In Philadelphia’s two school district credits, the enhancement mechanisms are more complicated. The district’s general obligation bonds benefit first from a strong lockbox collection mechanism and second from the ability to intercept state aid. Every day, the school district must deposit accrued debt service with a trustee and failing to do so triggers the immediate intercept of state aid.
Philadelphia Schools’ lease bonds issued through the Pennsylvania Public State Building Authority benefit from a structure in which all state aid flows directly to a trustee and that the bonds have a first take on the state aid. This results in a credit that offers over 20 times debt service coverage. Absent a change in legislation, all aid associated with charter schools is also controlled by the Philadelphia School District and is available for debt service. In both cases the bonds benefit from having a statutory lien on their revenue streams.

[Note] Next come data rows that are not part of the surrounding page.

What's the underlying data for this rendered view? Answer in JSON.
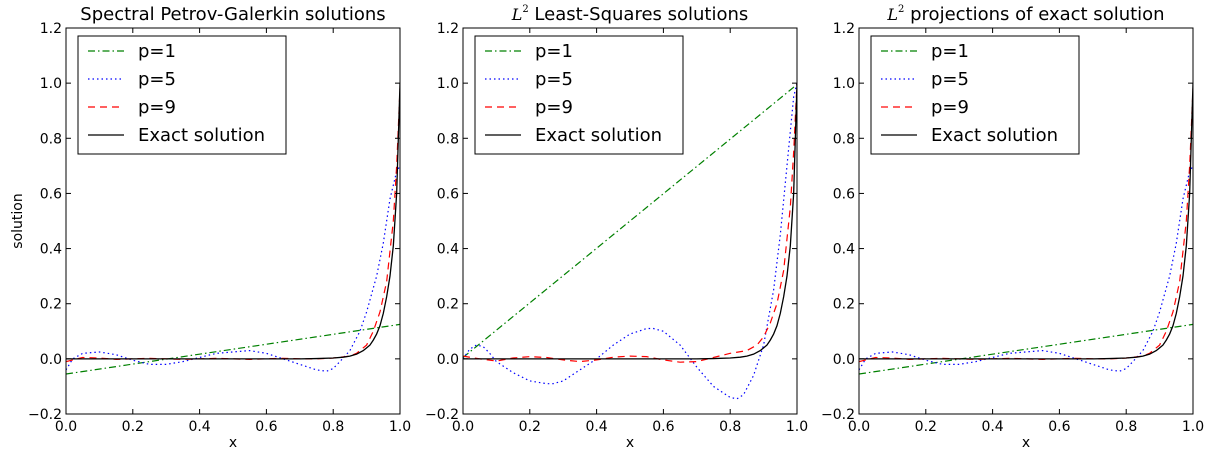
{
  "chart_data": [
    {
      "type": "line",
      "title": "Spectral Petrov-Galerkin solutions",
      "xlabel": "x",
      "ylabel": "solution",
      "xlim": [
        0.0,
        1.0
      ],
      "ylim": [
        -0.2,
        1.2
      ],
      "xticks": [
        "0.0",
        "0.2",
        "0.4",
        "0.6",
        "0.8",
        "1.0"
      ],
      "yticks": [
        "−0.2",
        "0.0",
        "0.2",
        "0.4",
        "0.6",
        "0.8",
        "1.0",
        "1.2"
      ],
      "legend_position": "top-left",
      "series": [
        {
          "name": "p=1",
          "color": "#008000",
          "style": "dashdot",
          "x": [
            0.0,
            1.0
          ],
          "y": [
            -0.055,
            0.125
          ]
        },
        {
          "name": "p=5",
          "color": "#0000ff",
          "style": "dotted",
          "x": [
            0.0,
            0.02,
            0.05,
            0.1,
            0.15,
            0.2,
            0.25,
            0.3,
            0.35,
            0.4,
            0.45,
            0.5,
            0.55,
            0.6,
            0.65,
            0.7,
            0.75,
            0.78,
            0.8,
            0.82,
            0.85,
            0.88,
            0.9,
            0.93,
            0.95,
            0.97,
            0.99,
            1.0
          ],
          "y": [
            -0.04,
            0.0,
            0.02,
            0.025,
            0.015,
            -0.005,
            -0.02,
            -0.02,
            -0.01,
            0.005,
            0.02,
            0.025,
            0.03,
            0.02,
            0.0,
            -0.02,
            -0.04,
            -0.045,
            -0.035,
            -0.01,
            0.03,
            0.1,
            0.17,
            0.3,
            0.42,
            0.58,
            0.68,
            0.7
          ]
        },
        {
          "name": "p=9",
          "color": "#ff0000",
          "style": "dashed",
          "x": [
            0.0,
            0.05,
            0.1,
            0.15,
            0.2,
            0.25,
            0.3,
            0.35,
            0.4,
            0.45,
            0.5,
            0.55,
            0.6,
            0.65,
            0.7,
            0.75,
            0.8,
            0.85,
            0.87,
            0.9,
            0.92,
            0.94,
            0.96,
            0.98,
            0.99,
            1.0
          ],
          "y": [
            -0.01,
            0.005,
            0.003,
            -0.002,
            0.0,
            0.002,
            0.0,
            -0.002,
            0.0,
            0.002,
            0.0,
            -0.002,
            0.0,
            0.002,
            0.0,
            0.0,
            0.003,
            0.01,
            0.02,
            0.05,
            0.1,
            0.17,
            0.28,
            0.5,
            0.7,
            0.98
          ]
        },
        {
          "name": "Exact solution",
          "color": "#000000",
          "style": "solid",
          "x": [
            0.0,
            0.1,
            0.2,
            0.3,
            0.4,
            0.5,
            0.6,
            0.7,
            0.75,
            0.8,
            0.83,
            0.85,
            0.87,
            0.89,
            0.9,
            0.91,
            0.92,
            0.93,
            0.94,
            0.95,
            0.96,
            0.97,
            0.98,
            0.99,
            1.0
          ],
          "y": [
            0.0,
            0.0,
            0.0,
            0.0,
            0.0,
            0.0,
            0.0,
            0.0,
            0.001,
            0.003,
            0.006,
            0.01,
            0.017,
            0.03,
            0.04,
            0.05,
            0.068,
            0.09,
            0.12,
            0.165,
            0.225,
            0.3,
            0.41,
            0.6,
            1.0
          ]
        }
      ]
    },
    {
      "type": "line",
      "title": "Least-Squares solutions",
      "title_math": "L",
      "title_sup": "2",
      "xlabel": "x",
      "ylabel": "",
      "xlim": [
        0.0,
        1.0
      ],
      "ylim": [
        -0.2,
        1.2
      ],
      "xticks": [
        "0.0",
        "0.2",
        "0.4",
        "0.6",
        "0.8",
        "1.0"
      ],
      "yticks": [
        "−0.2",
        "0.0",
        "0.2",
        "0.4",
        "0.6",
        "0.8",
        "1.0",
        "1.2"
      ],
      "legend_position": "top-left",
      "series": [
        {
          "name": "p=1",
          "color": "#008000",
          "style": "dashdot",
          "x": [
            0.0,
            1.0
          ],
          "y": [
            0.005,
            0.995
          ]
        },
        {
          "name": "p=5",
          "color": "#0000ff",
          "style": "dotted",
          "x": [
            0.0,
            0.02,
            0.04,
            0.06,
            0.08,
            0.1,
            0.15,
            0.2,
            0.25,
            0.27,
            0.3,
            0.35,
            0.4,
            0.45,
            0.5,
            0.55,
            0.57,
            0.6,
            0.65,
            0.7,
            0.75,
            0.8,
            0.82,
            0.84,
            0.87,
            0.9,
            0.93,
            0.95,
            0.97,
            0.99,
            1.0
          ],
          "y": [
            0.0,
            0.035,
            0.05,
            0.045,
            0.02,
            -0.01,
            -0.05,
            -0.08,
            -0.09,
            -0.09,
            -0.08,
            -0.04,
            0.0,
            0.05,
            0.09,
            0.11,
            0.11,
            0.1,
            0.05,
            -0.03,
            -0.1,
            -0.14,
            -0.145,
            -0.13,
            -0.06,
            0.05,
            0.25,
            0.45,
            0.7,
            0.95,
            1.0
          ]
        },
        {
          "name": "p=9",
          "color": "#ff0000",
          "style": "dashed",
          "x": [
            0.0,
            0.05,
            0.1,
            0.15,
            0.2,
            0.25,
            0.3,
            0.35,
            0.4,
            0.45,
            0.5,
            0.55,
            0.6,
            0.65,
            0.7,
            0.75,
            0.8,
            0.85,
            0.88,
            0.9,
            0.92,
            0.94,
            0.96,
            0.98,
            0.99,
            1.0
          ],
          "y": [
            0.01,
            0.0,
            -0.008,
            0.003,
            0.008,
            0.005,
            -0.004,
            -0.01,
            -0.004,
            0.006,
            0.01,
            0.008,
            -0.004,
            -0.012,
            -0.01,
            0.005,
            0.02,
            0.03,
            0.05,
            0.08,
            0.13,
            0.2,
            0.32,
            0.55,
            0.75,
            1.0
          ]
        },
        {
          "name": "Exact solution",
          "color": "#000000",
          "style": "solid",
          "x": [
            0.0,
            0.1,
            0.2,
            0.3,
            0.4,
            0.5,
            0.6,
            0.7,
            0.75,
            0.8,
            0.83,
            0.85,
            0.87,
            0.89,
            0.9,
            0.91,
            0.92,
            0.93,
            0.94,
            0.95,
            0.96,
            0.97,
            0.98,
            0.99,
            1.0
          ],
          "y": [
            0.0,
            0.0,
            0.0,
            0.0,
            0.0,
            0.0,
            0.0,
            0.0,
            0.001,
            0.003,
            0.006,
            0.01,
            0.017,
            0.03,
            0.04,
            0.05,
            0.068,
            0.09,
            0.12,
            0.165,
            0.225,
            0.3,
            0.41,
            0.6,
            1.0
          ]
        }
      ]
    },
    {
      "type": "line",
      "title": "projections of exact solution",
      "title_math": "L",
      "title_sup": "2",
      "xlabel": "x",
      "ylabel": "",
      "xlim": [
        0.0,
        1.0
      ],
      "ylim": [
        -0.2,
        1.2
      ],
      "xticks": [
        "0.0",
        "0.2",
        "0.4",
        "0.6",
        "0.8",
        "1.0"
      ],
      "yticks": [
        "−0.2",
        "0.0",
        "0.2",
        "0.4",
        "0.6",
        "0.8",
        "1.0",
        "1.2"
      ],
      "legend_position": "top-left",
      "series": [
        {
          "name": "p=1",
          "color": "#008000",
          "style": "dashdot",
          "x": [
            0.0,
            1.0
          ],
          "y": [
            -0.055,
            0.125
          ]
        },
        {
          "name": "p=5",
          "color": "#0000ff",
          "style": "dotted",
          "x": [
            0.0,
            0.02,
            0.05,
            0.1,
            0.15,
            0.2,
            0.25,
            0.3,
            0.35,
            0.4,
            0.45,
            0.5,
            0.55,
            0.6,
            0.65,
            0.7,
            0.75,
            0.78,
            0.8,
            0.82,
            0.85,
            0.88,
            0.9,
            0.93,
            0.95,
            0.97,
            0.99,
            1.0
          ],
          "y": [
            -0.04,
            0.0,
            0.02,
            0.025,
            0.015,
            -0.005,
            -0.02,
            -0.02,
            -0.01,
            0.005,
            0.02,
            0.025,
            0.03,
            0.02,
            0.0,
            -0.02,
            -0.04,
            -0.045,
            -0.035,
            -0.01,
            0.03,
            0.1,
            0.17,
            0.3,
            0.42,
            0.58,
            0.68,
            0.7
          ]
        },
        {
          "name": "p=9",
          "color": "#ff0000",
          "style": "dashed",
          "x": [
            0.0,
            0.05,
            0.1,
            0.15,
            0.2,
            0.25,
            0.3,
            0.35,
            0.4,
            0.45,
            0.5,
            0.55,
            0.6,
            0.65,
            0.7,
            0.75,
            0.8,
            0.85,
            0.87,
            0.9,
            0.92,
            0.94,
            0.96,
            0.98,
            0.99,
            1.0
          ],
          "y": [
            -0.01,
            0.005,
            0.003,
            -0.002,
            0.0,
            0.002,
            0.0,
            -0.002,
            0.0,
            0.002,
            0.0,
            -0.002,
            0.0,
            0.002,
            0.0,
            0.0,
            0.003,
            0.01,
            0.02,
            0.05,
            0.1,
            0.17,
            0.28,
            0.5,
            0.7,
            0.98
          ]
        },
        {
          "name": "Exact solution",
          "color": "#000000",
          "style": "solid",
          "x": [
            0.0,
            0.1,
            0.2,
            0.3,
            0.4,
            0.5,
            0.6,
            0.7,
            0.75,
            0.8,
            0.83,
            0.85,
            0.87,
            0.89,
            0.9,
            0.91,
            0.92,
            0.93,
            0.94,
            0.95,
            0.96,
            0.97,
            0.98,
            0.99,
            1.0
          ],
          "y": [
            0.0,
            0.0,
            0.0,
            0.0,
            0.0,
            0.0,
            0.0,
            0.0,
            0.001,
            0.003,
            0.006,
            0.01,
            0.017,
            0.03,
            0.04,
            0.05,
            0.068,
            0.09,
            0.12,
            0.165,
            0.225,
            0.3,
            0.41,
            0.6,
            1.0
          ]
        }
      ]
    }
  ]
}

Stepping back from these individual issues, the Municipal market as a whole generated a return of 0.8% during the first quarter, with intermediate maturities returning 0.6%. Municipals started the year off well in January, extending the market’s winning streak to a record-tying 13 consecutive months of positive returns. Since then, the market has been noticeably weaker and more volatile. Yields gyrated through the quarter, as market participants kept adjusting their expectation of Fed “lift-off”. We view the debate about tightening monetary policy a useful one, as today’s “emergency” level rates grow harder to justify by the day.
At roughly $100 billion, new issue supply exceeded most, if not all, analyst forecasts and represented a year-over-year increase of over 50%. Most of the quarter’s new issuance represented refunding activity, but a respectable $20 billion represented net new supply. Just as we found it unusual that our investment activity was heavily tilted away from the revenue sectors, we found the degree of our new issue participation equally unusual. During the last two years, roughly 15% of our purchase activity had been in the new issue market. Last quarter, the figure was just under 40%. If yields stay low, refunding supply should remain elevated.
For the quarter, the market’s steepening yield curve shift proved unfriendly to our results. Our portfolios’ barbelled yield curve structures that emphasize floating rate bonds and longer 10-15 year maturities underperformed the rally in 5-10 year maturities. The performance of our floating-rate bonds, including auction-rate securities where permitted, also modestly detracted from returns. We are comfortable with the bond-specific opportunities we have identified that comprise this yield curve position and look forward to their values materializing over time.
Overall, the investment environment remains challenging from a value perspective. With yields low, supply picking up, and the Fed slowly moving toward a tightening of monetary policy, we remain alert and on-guard. We never suffer from a lack of homework as we prepare for the uncertainties that lie ahead and the new opportunities that a period of rising volatility is likely to deliver.